The Technology & Society Initiative

Recent technology-powered advances – artificial intelligence and deep learning ecosystems, drones, the app economy, blockchain and crypto-currencies, and quantum computing, to name a few – have transformed interactions between States and citizens, and relations inter se private entities and individuals. On the regulatory front, governments worldwide face the unenviable task of directing innovation by optimally balancing risks and rewards. When deployed for governance, technology also raises concerns around inequitable access to new solutions, exclusionary possibilities arising from unsuitable architecture, and unreasonable restrictions on individual rights such as privacy and personal liberty. The rise of the data economy and the aspirations of industry players to build network effects and scale rapidly has led to unprecedented consequences for both economic ordering and individual rights.

The above challenges are exacerbated in an emerging economy like India, with problems of weak state capacity to both design timely policies and redress consumer grievances, absence of a robust innovation ecosystem and a well-developed military industrial complex, and a culture of hierarchical and top-down governance and meagre qualitative engagement between the State and other stakeholders. However, addressing these issues in the context of high-technology industries is critical if she needs to build on current levels of investor confidence and the potential offered by a young demographic that can innovate under the right set of background conditions.

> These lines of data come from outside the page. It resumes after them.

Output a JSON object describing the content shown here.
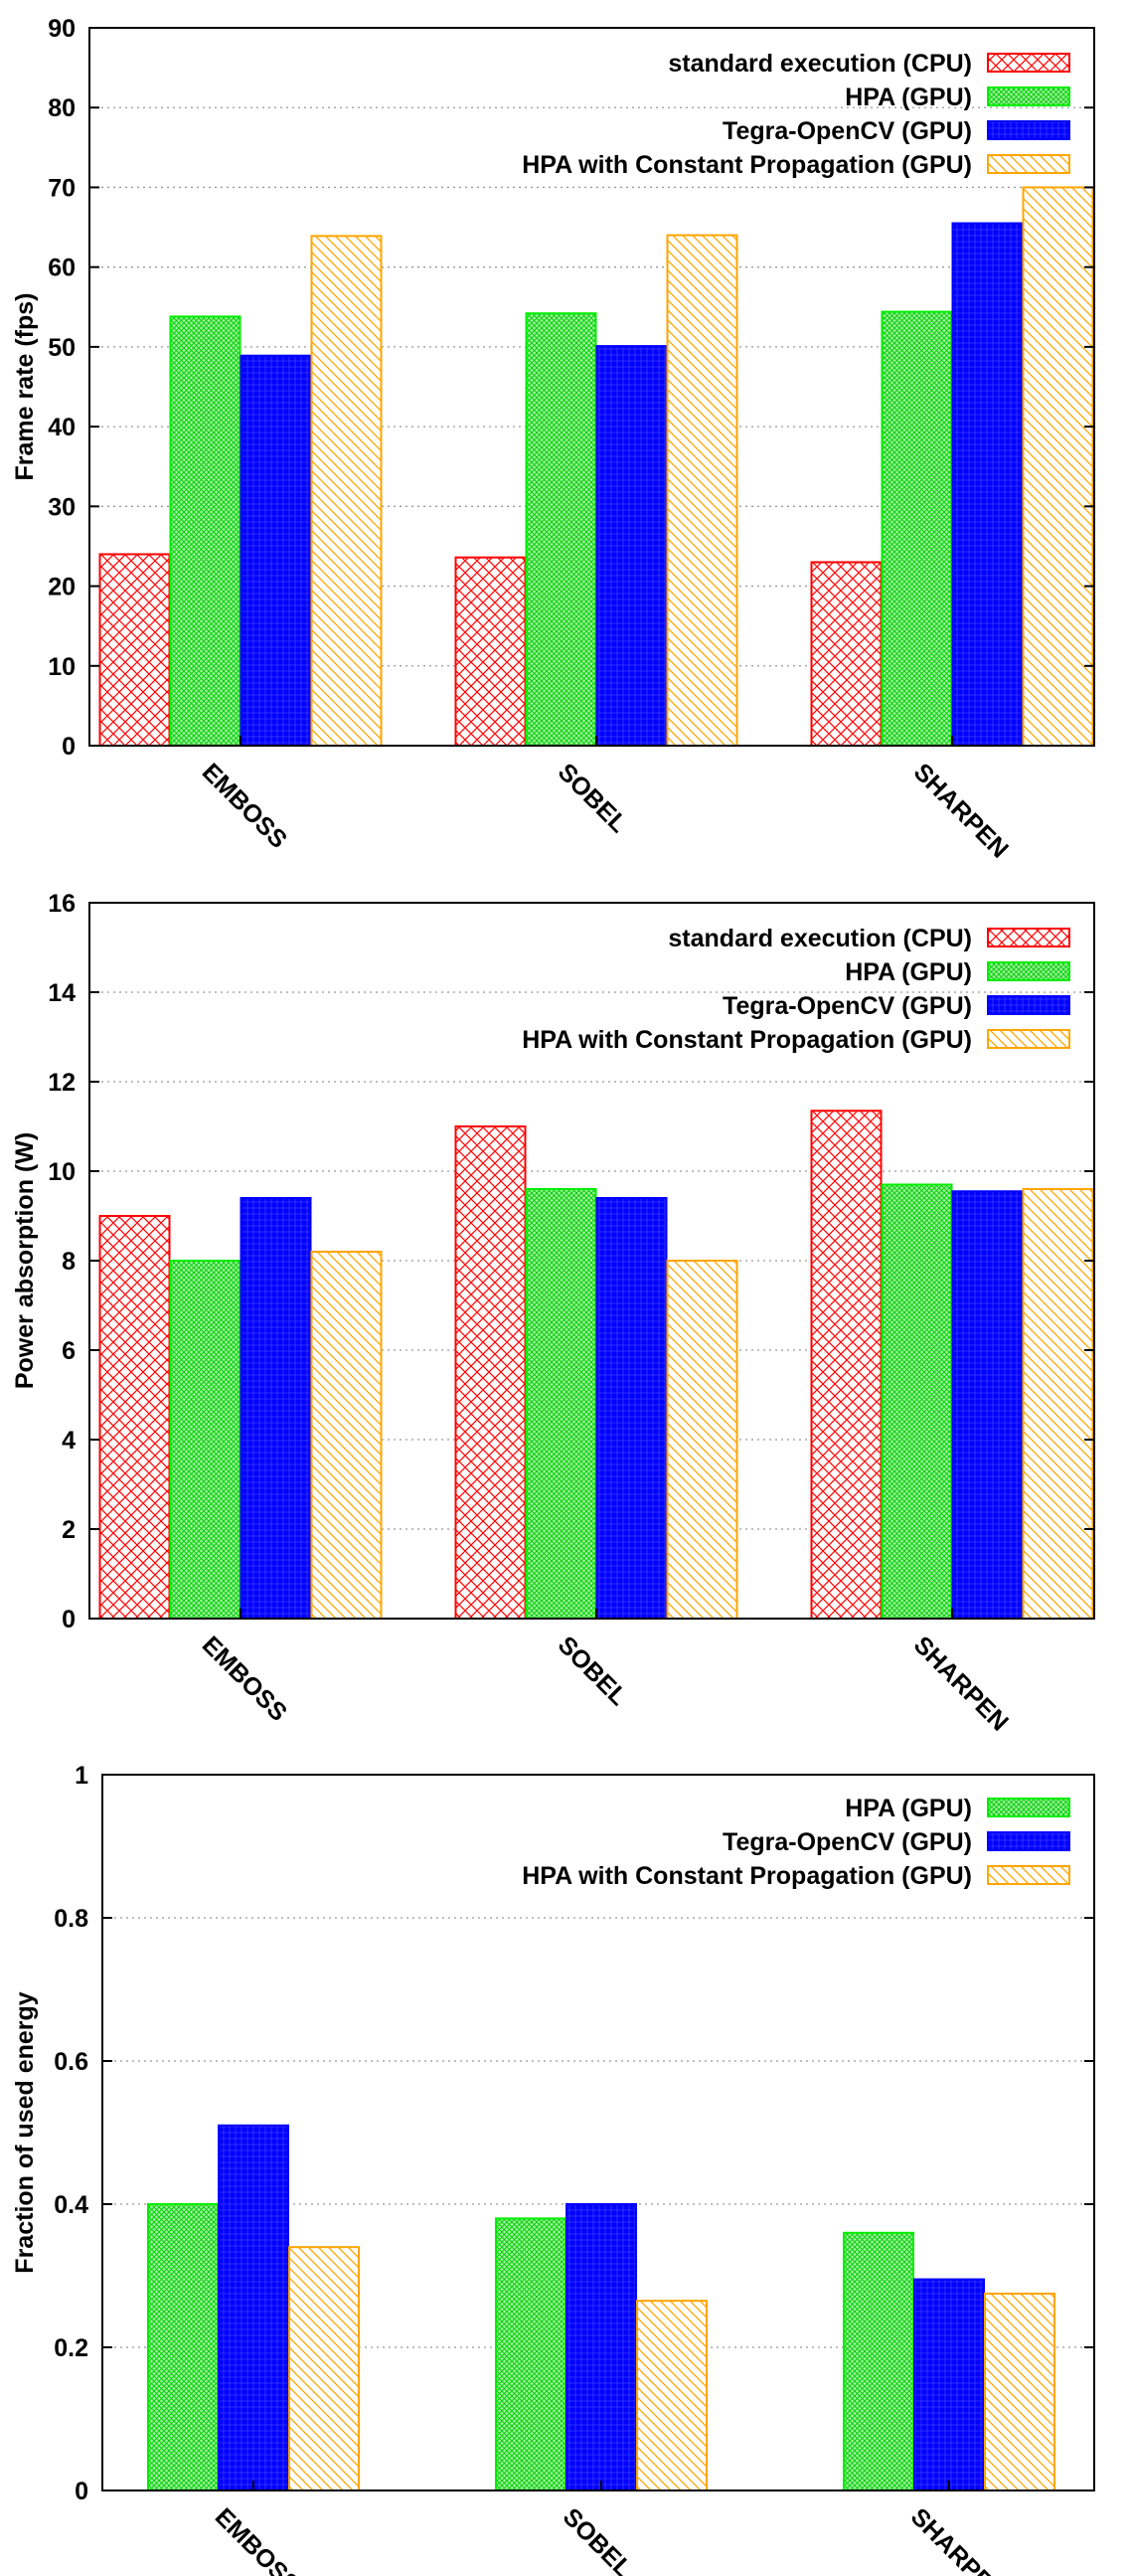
{
  "colors": {
    "cpu": "#ff0000",
    "hpa": "#00ee00",
    "tegra": "#0000ff",
    "hpa_cp": "#ffa500",
    "grid": "#999999",
    "axis": "#000000"
  },
  "chart_data": [
    {
      "type": "bar",
      "ylabel": "Frame rate (fps)",
      "ylim": [
        0,
        90
      ],
      "yticks": [
        "0",
        "10",
        "20",
        "30",
        "40",
        "50",
        "60",
        "70",
        "80",
        "90"
      ],
      "grid": true,
      "legend_position": "top-right",
      "categories": [
        "EMBOSS",
        "SOBEL",
        "SHARPEN"
      ],
      "series": [
        {
          "name": "standard execution (CPU)",
          "color": "#ff0000",
          "pattern": "crosshatch",
          "values": [
            24,
            23.6,
            23
          ]
        },
        {
          "name": "HPA (GPU)",
          "color": "#00ee00",
          "pattern": "fine-grid",
          "values": [
            53.8,
            54.2,
            54.4
          ]
        },
        {
          "name": "Tegra-OpenCV (GPU)",
          "color": "#0000ff",
          "pattern": "dense-grid",
          "values": [
            48.9,
            50.1,
            65.5
          ]
        },
        {
          "name": "HPA with Constant Propagation (GPU)",
          "color": "#ffa500",
          "pattern": "diagonal",
          "values": [
            63.9,
            64,
            70
          ]
        }
      ]
    },
    {
      "type": "bar",
      "ylabel": "Power absorption (W)",
      "ylim": [
        0,
        16
      ],
      "yticks": [
        "0",
        "2",
        "4",
        "6",
        "8",
        "10",
        "12",
        "14",
        "16"
      ],
      "grid": true,
      "legend_position": "top-right",
      "categories": [
        "EMBOSS",
        "SOBEL",
        "SHARPEN"
      ],
      "series": [
        {
          "name": "standard execution (CPU)",
          "color": "#ff0000",
          "pattern": "crosshatch",
          "values": [
            9.0,
            11.0,
            11.35
          ]
        },
        {
          "name": "HPA (GPU)",
          "color": "#00ee00",
          "pattern": "fine-grid",
          "values": [
            8.0,
            9.6,
            9.7
          ]
        },
        {
          "name": "Tegra-OpenCV (GPU)",
          "color": "#0000ff",
          "pattern": "dense-grid",
          "values": [
            9.4,
            9.4,
            9.55
          ]
        },
        {
          "name": "HPA with Constant Propagation (GPU)",
          "color": "#ffa500",
          "pattern": "diagonal",
          "values": [
            8.2,
            8.0,
            9.6
          ]
        }
      ]
    },
    {
      "type": "bar",
      "ylabel": "Fraction of used energy",
      "ylim": [
        0,
        1
      ],
      "yticks": [
        "0",
        "0.2",
        "0.4",
        "0.6",
        "0.8",
        "1"
      ],
      "grid": true,
      "legend_position": "top-right",
      "categories": [
        "EMBOSS",
        "SOBEL",
        "SHARPEN"
      ],
      "series": [
        {
          "name": "HPA (GPU)",
          "color": "#00ee00",
          "pattern": "fine-grid",
          "values": [
            0.4,
            0.38,
            0.36
          ]
        },
        {
          "name": "Tegra-OpenCV (GPU)",
          "color": "#0000ff",
          "pattern": "dense-grid",
          "values": [
            0.51,
            0.4,
            0.295
          ]
        },
        {
          "name": "HPA with Constant Propagation (GPU)",
          "color": "#ffa500",
          "pattern": "diagonal",
          "values": [
            0.34,
            0.265,
            0.275
          ]
        }
      ]
    }
  ]
}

Traversing well-chronicled problems to under-explored solutions, this new initiative shall critically examine the various tensions highlighted above, particularly focusing on technology innovations, norm- and market-based responses to the same, and a robust, yet responsible, framework for start-ups, incumbents, and innovators of all hues to build, fail, learn, and grow in India. In this endeavour, it places India’s current legal and regulatory responses, be it in the realm of individual rights, consumer protection, data security, competition, or operational freedom, within the larger context of freedom and ease of innovating here, evaluating various tensions and structuring optimal solutions.